A 25-day program designed to get players back in action is one of the ideas being floated around as the NBA explores ways to resume its season, Brian Windhorst of ESPN reports. Players would undergo 11 days of individual workouts while maintain some measure of social distancing. A two-week training camp would follow with entire teams participating. NBA executives and training staff have expressed players would require approximately a month to get back into shape after such a long layoff.

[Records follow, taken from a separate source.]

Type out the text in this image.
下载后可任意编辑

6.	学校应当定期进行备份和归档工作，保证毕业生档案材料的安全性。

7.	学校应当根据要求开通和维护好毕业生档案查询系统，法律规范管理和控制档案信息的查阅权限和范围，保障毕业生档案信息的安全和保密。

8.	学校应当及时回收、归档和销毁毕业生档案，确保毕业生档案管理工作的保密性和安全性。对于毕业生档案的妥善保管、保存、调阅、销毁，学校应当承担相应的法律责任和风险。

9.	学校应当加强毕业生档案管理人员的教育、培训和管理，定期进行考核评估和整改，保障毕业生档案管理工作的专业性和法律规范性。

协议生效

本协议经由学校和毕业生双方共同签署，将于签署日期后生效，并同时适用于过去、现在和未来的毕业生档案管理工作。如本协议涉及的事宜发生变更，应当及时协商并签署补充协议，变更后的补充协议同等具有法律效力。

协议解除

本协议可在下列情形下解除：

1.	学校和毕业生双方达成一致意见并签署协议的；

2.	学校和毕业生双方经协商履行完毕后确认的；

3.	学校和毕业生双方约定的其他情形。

We have more from around the league on coronavirus-related topics:
- Pistons owner Tom Gores will purchase and donate 100,000 surgical masks for distribution among Detroit-area health care workers, according to a team press release. Gores is making arrangements to buy the surgical grade masks from a supplier in New Jersey. The masks are expected to be delivered by mid-week. Michigan has been hit hard by COVID-19 with the third-most deaths in the country due to the virus.
- The NBA could learn some lessons on how to restart its season from Taiwan, believed to be the world’s only widely-recognized pro basketball league currently in operation, Marc Stein of the New York Times reports. Taiwan’s Super Basketball League is playing games in a gym with no fans in a smaller version of the “bubble” environment that the NBA will likely try to replicate, Stein continues. The only people allowed inside, beyond the teams and the referees, are camera operators for the television broadcasts, the scoring crew, and journalists.
- Playing in a neutral quarantined environment, with players and personnel isolated from the rest of society and undergoing frequent rapid-response tests, are the most logical ways for the NBA to resume its season, according to Omari Sankofa II of the Detroit Free Press.